The ultimate aim of scientific inquiry is explanation. Thus, in the context of a pragmatic account, the ultimate success of the use of scientific knowledge is explanation. We use a theory to explore a domain of objects, sorting out their various relations for the purpose of explaining what can't be explained otherwise by appeal to the activities of the objects in that domain. Why is a tabletop hard? To answer that question we have found that we need to appeal to a scientific theory which proposes that there is a domain of smaller objects which are held together by a series of forces and that it is because of the forces and objects in that micro-domain that our phenomenological report of a hard table is possible. The aim of science is to help us understand the way the world appears to us, and it accomplishes this aim by constructing and testing theories which appeal to features of the world which are not immediately obvious.
There are other aspects of scientific knowledge which are essential to its vitality, but they need not be of concern here. In order to have a fruitful starting point to investigate the nature of engineering knowledge we need only concentrate on these two features; (1) Scientific knowledge is theory bound, and (2) scientific knowledge is developed to explain the way the world works. Unfortunately, while the process of trial and error and reappraisal characteristic of scientific activity seems to reveal its strength, this process also serves to undermine its claim of epistemic superiority over engineering knowledge. Likewise – as we shall see – the theory-bound nature of scientific knowledge creates a number of problems that do not plague engineering knowledge.
Engineering Knowledge
In What Engineers Know and How they Know it (1988), Walter Vincenti identifies and develops a theme first introduced by Edwin Layton in his landmark paper "Technology as Knowledge." Vincenti provides an account of engineering knowledge from the point of view of a practicing and deeply reflective engineer. Both Layton and Vincenti endorse the view that engineering knowledge – and technological knowledge in general – constitutes a discrete form of knowledge that is different from scientific knowledge. In a later piece, his classic 1987 Society for the History of Technology Presidential Address, "Through the Looking Glass or News from Lake Mirror Image," Layton endorses the findings of A.R. Hall, and claims that "technological knowledge is knowledge of how to do or make things, whereas the basic sciences have a more general form of knowing." (Layton 1987, p. 603) Vincenti echoes this, invoking Gilbert Ryle's famous distinction between knowing how (technology) and knowing that (science).
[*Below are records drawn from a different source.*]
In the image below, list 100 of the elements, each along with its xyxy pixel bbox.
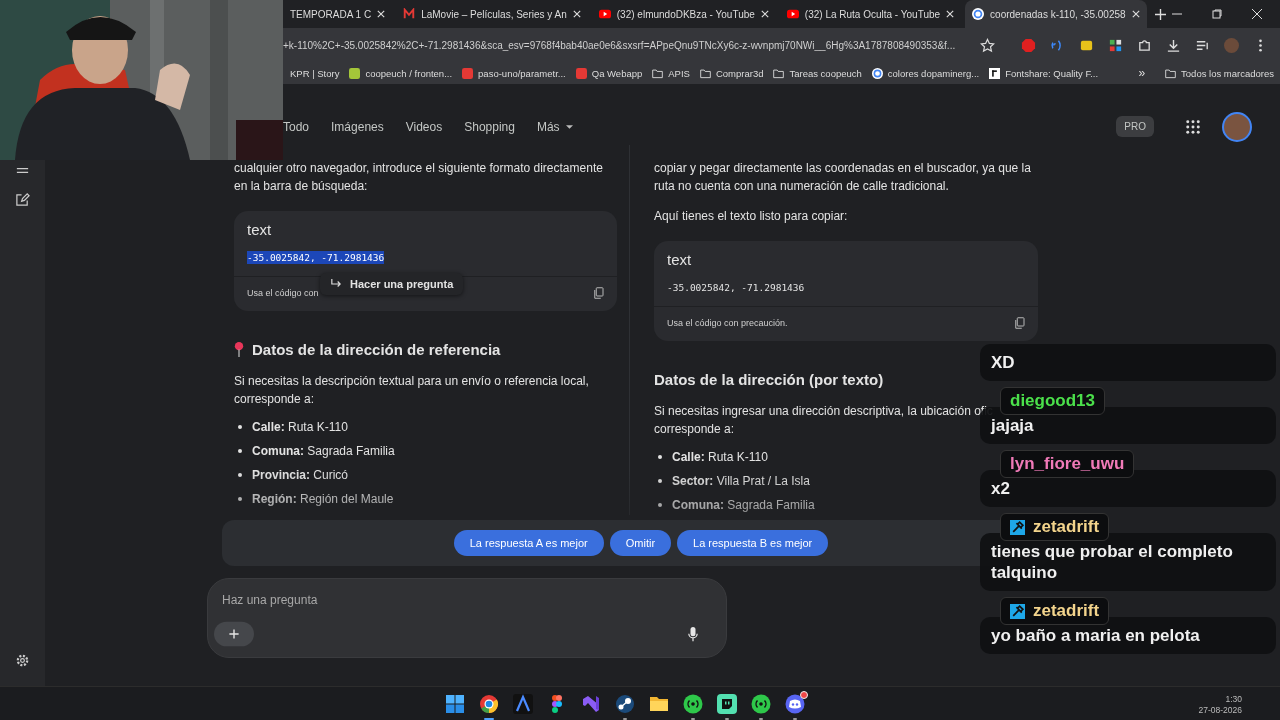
code-text: -35.0025842, -71.2981436 <box>667 281 805 294</box>
address-item: Comuna: Sagrada Familia <box>252 444 395 458</box>
chat-message: yo baño a maria en pelota <box>980 617 1276 654</box>
browser-tab[interactable]: LaMovie – Películas, Series y An <box>396 0 588 28</box>
add-button[interactable] <box>214 621 254 647</box>
bullet-icon <box>658 455 662 459</box>
section-heading: Datos de la dirección (por texto) <box>654 371 885 388</box>
close-icon[interactable] <box>760 10 769 18</box>
microphone-icon[interactable] <box>688 626 698 642</box>
gamepad-face-icon[interactable] <box>785 693 805 720</box>
bullet-icon <box>238 449 242 453</box>
ask-input[interactable]: Haz una pregunta <box>222 593 712 607</box>
bookmark[interactable]: Qa Webapp <box>575 67 643 79</box>
answer-text: cualquier otro navegador, introduce el siguiente formato directamente en la barra de búsqueda: <box>234 160 604 195</box>
close-icon[interactable] <box>1131 10 1140 18</box>
edit-icon[interactable] <box>15 192 30 207</box>
profile-avatar[interactable] <box>1222 111 1252 142</box>
google-icon <box>871 67 883 79</box>
bullet-icon <box>238 473 242 477</box>
play-icon <box>786 8 799 20</box>
address-item: Comuna: Sagrada Familia <box>672 498 815 512</box>
answer-text: copiar y pegar directamente las coordenadas en el buscador, ya que la ruta no cuenta con una numeración de calle tradicional. <box>654 160 1032 195</box>
code-language: text <box>667 251 693 268</box>
folder-icon <box>699 67 711 79</box>
code-caution-text: Usa el código con precaución. <box>667 318 788 328</box>
browser-tab[interactable]: (32) La Ruta Oculta - YouTube <box>779 0 962 28</box>
star-icon[interactable] <box>980 37 995 53</box>
address-item: Calle: Ruta K-110 <box>672 450 768 464</box>
new-tab-icon[interactable] <box>1154 8 1166 20</box>
broadcast-icon[interactable] <box>751 693 771 720</box>
choice-button[interactable]: La respuesta B es mejor <box>677 530 829 556</box>
address-item: Región: Región del Maule <box>252 492 394 506</box>
site-icon <box>575 67 587 79</box>
chat-message: tienes que probar el completo talquino <box>980 533 1276 591</box>
download-icon[interactable] <box>1166 37 1181 53</box>
bookmark[interactable]: Comprar3d <box>699 67 764 79</box>
clock-time[interactable]: 1:30 <box>1225 694 1242 705</box>
ask-tooltip[interactable]: Hacer una pregunta <box>320 273 464 295</box>
play-icon <box>598 8 611 20</box>
hammer-badge-icon <box>1010 519 1025 535</box>
pro-badge[interactable]: PRO <box>1116 116 1154 137</box>
apps-grid-icon[interactable] <box>1186 119 1200 134</box>
search-tab[interactable]: Shopping <box>464 119 515 134</box>
address-item: Sector: Villa Prat / La Isla <box>672 474 810 488</box>
folder-icon <box>1165 67 1177 79</box>
browser-tab[interactable]: coordenadas k-110, -35.00258 <box>965 0 1147 28</box>
chat-bubble-icon[interactable] <box>717 693 737 720</box>
code-text: -35.0025842, -71.2981436 <box>247 251 385 264</box>
bookmark[interactable]: Tareas coopeuch <box>773 67 862 79</box>
site-icon <box>349 67 361 79</box>
bookmark[interactable]: Fontshare: Quality F... <box>989 67 1099 79</box>
m-logo-icon <box>403 8 416 20</box>
copy-icon[interactable] <box>593 287 604 299</box>
google-icon <box>972 8 985 20</box>
choice-button[interactable]: La respuesta A es mejor <box>453 530 604 556</box>
bookmark[interactable]: APIS <box>652 67 690 79</box>
disc-icon[interactable] <box>615 693 635 720</box>
all-bookmarks[interactable]: Todos los marcadores <box>1165 67 1274 79</box>
answer-text: Si necesitas la descripción textual para un envío o referencia local, corresponde a: <box>234 373 590 408</box>
browser-tab[interactable]: TEMPORADA 1 C <box>283 0 393 28</box>
close-icon[interactable] <box>377 10 386 18</box>
bookmark[interactable]: paso-uno/parametr... <box>462 67 566 79</box>
site-icon <box>989 67 1001 79</box>
bullet-icon <box>658 503 662 507</box>
chat-message: XD <box>980 344 1276 381</box>
settings-icon[interactable] <box>15 653 30 668</box>
bullet-icon <box>658 479 662 483</box>
search-tab[interactable]: Imágenes <box>331 119 384 134</box>
folder-icon <box>652 67 664 79</box>
stop-sign-icon[interactable] <box>1021 37 1036 53</box>
bookmark[interactable]: colores dopaminerg... <box>871 67 980 79</box>
pin-icon <box>234 342 244 357</box>
search-tab[interactable]: Más <box>536 119 573 134</box>
folder-icon <box>773 67 785 79</box>
bullet-icon <box>238 497 242 501</box>
search-tab[interactable]: Todo <box>283 119 310 134</box>
copy-icon[interactable] <box>1014 317 1025 329</box>
hammer-badge-icon <box>1010 603 1025 619</box>
broadcast-icon[interactable] <box>683 693 703 720</box>
restore-icon[interactable] <box>1212 9 1222 19</box>
choice-button[interactable]: Omitir <box>609 530 672 556</box>
address-item: Calle: Ruta K-110 <box>252 420 348 434</box>
browser-icon[interactable] <box>479 693 499 720</box>
close-icon[interactable] <box>946 10 955 18</box>
bookmark[interactable]: coopeuch / fronten... <box>349 67 453 79</box>
search-tab[interactable]: Videos <box>405 119 443 134</box>
close-icon[interactable] <box>572 10 581 18</box>
site-icon <box>462 67 474 79</box>
browser-tab[interactable]: (32) elmundoDKBza - YouTube <box>591 0 776 28</box>
grid-tiles-icon[interactable] <box>1108 37 1123 53</box>
code-language: text <box>247 221 273 238</box>
section-heading: Datos de la dirección de referencia <box>234 341 617 358</box>
answer-text: corresponde a: <box>654 421 735 438</box>
close-icon[interactable] <box>1252 9 1262 19</box>
address-bar[interactable]: +k-110%2C+-35.0025842%2C+-71.2981436&sca_esv=9768f4bab40ae0e6&sxsrf=APpeQnu9TNcXy6c-z-wvnpmj70NWi__6Hg%3A1787808490353&f... <box>283 39 970 51</box>
code-caution-text: Usa el código con <box>247 288 319 298</box>
more-bookmarks-button[interactable]: » <box>1138 66 1146 80</box>
answer-text: Aquí tienes el texto listo para copiar: <box>654 208 848 225</box>
clock-date[interactable]: 27-08-2026 <box>1198 705 1242 716</box>
bookmark[interactable]: KPR | Story <box>290 67 340 79</box>
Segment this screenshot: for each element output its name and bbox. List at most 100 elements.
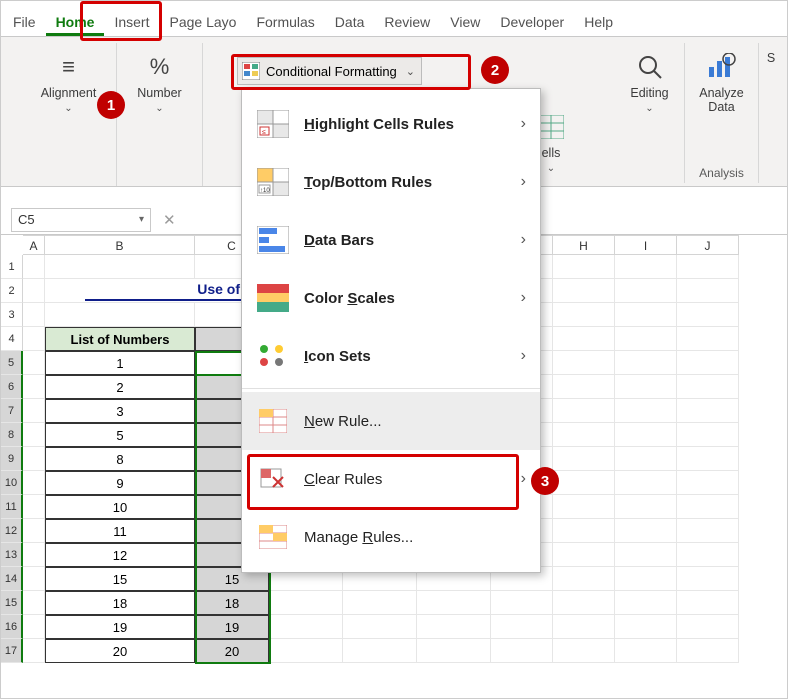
table-row: 8 [45, 447, 195, 471]
sensitivity-button[interactable]: S [761, 45, 781, 65]
menu-label: Clear Rules [304, 471, 498, 488]
row-7[interactable]: 7 [1, 399, 23, 423]
tab-insert[interactable]: Insert [104, 7, 159, 36]
menu-label: Manage Rules... [304, 529, 498, 546]
menu-data-bars[interactable]: Data Bars › [242, 211, 540, 269]
group-spacer [5, 43, 21, 186]
analyze-data-button[interactable]: Analyze Data [690, 45, 754, 115]
tab-review[interactable]: Review [374, 7, 440, 36]
chevron-right-icon: › [512, 173, 526, 191]
row-16[interactable]: 16 [1, 615, 23, 639]
row-17[interactable]: 17 [1, 639, 23, 663]
row-2[interactable]: 2 [1, 279, 23, 303]
chevron-right-icon: › [512, 231, 526, 249]
row-13[interactable]: 13 [1, 543, 23, 567]
menu-manage-rules[interactable]: Manage Rules... [242, 508, 540, 566]
chevron-right-icon: › [512, 115, 526, 133]
table-header-b: List of Numbers [45, 327, 195, 351]
menu-separator [242, 388, 540, 389]
callout-number-2: 2 [481, 56, 509, 84]
chevron-right-icon: › [512, 470, 526, 488]
icon-sets-icon [256, 341, 290, 371]
name-box-value: C5 [18, 212, 35, 227]
chevron-down-icon: ⌄ [645, 103, 653, 114]
alignment-label: Alignment [41, 86, 97, 100]
menu-label: New Rule... [304, 413, 498, 430]
sensitivity-label: S [767, 51, 775, 65]
row-1[interactable]: 1 [1, 255, 23, 279]
row-3[interactable]: 3 [1, 303, 23, 327]
conditional-formatting-button[interactable]: Conditional Formatting ⌄ [237, 57, 422, 85]
table-row: 10 [45, 495, 195, 519]
chevron-down-icon: ⌄ [403, 65, 415, 78]
tab-help[interactable]: Help [574, 7, 623, 36]
name-box[interactable]: C5 ▾ [11, 208, 151, 232]
col-B[interactable]: B [45, 235, 195, 255]
col-I[interactable]: I [615, 235, 677, 255]
top-bottom-icon: ↑10 [256, 167, 290, 197]
row-5[interactable]: 5 [1, 351, 23, 375]
chevron-down-icon: ▾ [139, 214, 144, 225]
cancel-icon[interactable]: ✕ [163, 211, 176, 229]
table-row: 12 [45, 543, 195, 567]
col-J[interactable]: J [677, 235, 739, 255]
table-row: 5 [45, 423, 195, 447]
tab-view[interactable]: View [440, 7, 490, 36]
menu-label: Top/Bottom Rules [304, 174, 498, 191]
analyze-chart-icon [706, 51, 738, 83]
chevron-down-icon: ⌄ [155, 103, 163, 114]
chevron-down-icon: ⌄ [547, 163, 555, 174]
row-11[interactable]: 11 [1, 495, 23, 519]
col-H[interactable]: H [553, 235, 615, 255]
row-4[interactable]: 4 [1, 327, 23, 351]
menu-label: Color Scales [304, 290, 498, 307]
editing-button[interactable]: Editing⌄ [618, 45, 682, 115]
chevron-down-icon: ⌄ [64, 103, 72, 114]
table-row: 3 [45, 399, 195, 423]
table-row: 1 [45, 351, 195, 375]
table-row: 20 [45, 639, 195, 663]
group-editing: Editing⌄ [615, 43, 685, 183]
tab-pagelayout[interactable]: Page Layo [159, 7, 246, 36]
number-button[interactable]: % Number⌄ [128, 45, 192, 115]
alignment-button[interactable]: ≡ Alignment⌄ [37, 45, 101, 115]
table-row: 19 [195, 615, 269, 639]
row-6[interactable]: 6 [1, 375, 23, 399]
menu-color-scales[interactable]: Color Scales › [242, 269, 540, 327]
row-8[interactable]: 8 [1, 423, 23, 447]
analyze-label: Analyze Data [690, 86, 754, 115]
table-row: 20 [195, 639, 269, 663]
col-A[interactable]: A [23, 235, 45, 255]
menu-label: Data Bars [304, 232, 498, 249]
find-icon [634, 51, 666, 83]
number-label: Number [137, 86, 181, 100]
ribbon-tabs: File Home Insert Page Layo Formulas Data… [1, 1, 787, 37]
menu-highlight-cells-rules[interactable]: ≤ Highlight Cells Rules › [242, 95, 540, 153]
tab-developer[interactable]: Developer [490, 7, 574, 36]
callout-number-1: 1 [97, 91, 125, 119]
menu-top-bottom-rules[interactable]: ↑10 Top/Bottom Rules › [242, 153, 540, 211]
table-row: 9 [45, 471, 195, 495]
menu-clear-rules[interactable]: Clear Rules › [242, 450, 540, 508]
menu-icon-sets[interactable]: Icon Sets › [242, 327, 540, 385]
row-14[interactable]: 14 [1, 567, 23, 591]
row-12[interactable]: 12 [1, 519, 23, 543]
tab-home[interactable]: Home [46, 7, 105, 36]
cells-label: ells [542, 146, 561, 160]
row-headers: 1 2 3 4 5 6 7 8 9 10 11 12 13 14 15 16 1… [1, 255, 23, 663]
formula-bar-icons: ✕ [155, 211, 184, 229]
highlight-cells-icon: ≤ [256, 109, 290, 139]
conditional-formatting-icon [242, 62, 260, 80]
row-10[interactable]: 10 [1, 471, 23, 495]
tab-formulas[interactable]: Formulas [246, 7, 324, 36]
table-row: 11 [45, 519, 195, 543]
row-9[interactable]: 9 [1, 447, 23, 471]
menu-new-rule[interactable]: New Rule... [242, 392, 540, 450]
table-row: 19 [45, 615, 195, 639]
tab-file[interactable]: File [3, 7, 46, 36]
row-15[interactable]: 15 [1, 591, 23, 615]
data-bars-icon [256, 225, 290, 255]
menu-label: Highlight Cells Rules [304, 116, 498, 133]
tab-data[interactable]: Data [325, 7, 375, 36]
menu-label: Icon Sets [304, 348, 498, 365]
Both Layton and Vincenti are concerned to defend the view that – while both science and technology may borrow from or rely on each other in various ways – they constitute two distinct forms of knowledge since they aim at different ends. Science aims to explain and technology/engineering aims to create artifices. Vincenti puts it this way, "technology, though it may apply science, is not the same as or entirely applied science" (Vincenti 1990, p. 4). He defends this claim in part with an intriguing and highly suggestive proposal. As he sees it, if we start with the proposition that technology is applied science, then there is no possibility of considering the view that technology could involve an autonomous form of knowledge that could account for those technological achievements which are science independent – such as the pyramids of Egypt and the roads of ancient Rome. Given the existence of highly visible science- independent technologies, we have good reasons to believe that we should not characterize technology as merely applied science. It is does not follow from the fact that science and technology each has occasion to rely on the other, nor that one is a subset of the other. Assuming is quasi-autonomous from, what can we say about the distinctive nature of engineering knowledge as a specific form of technological knowledge?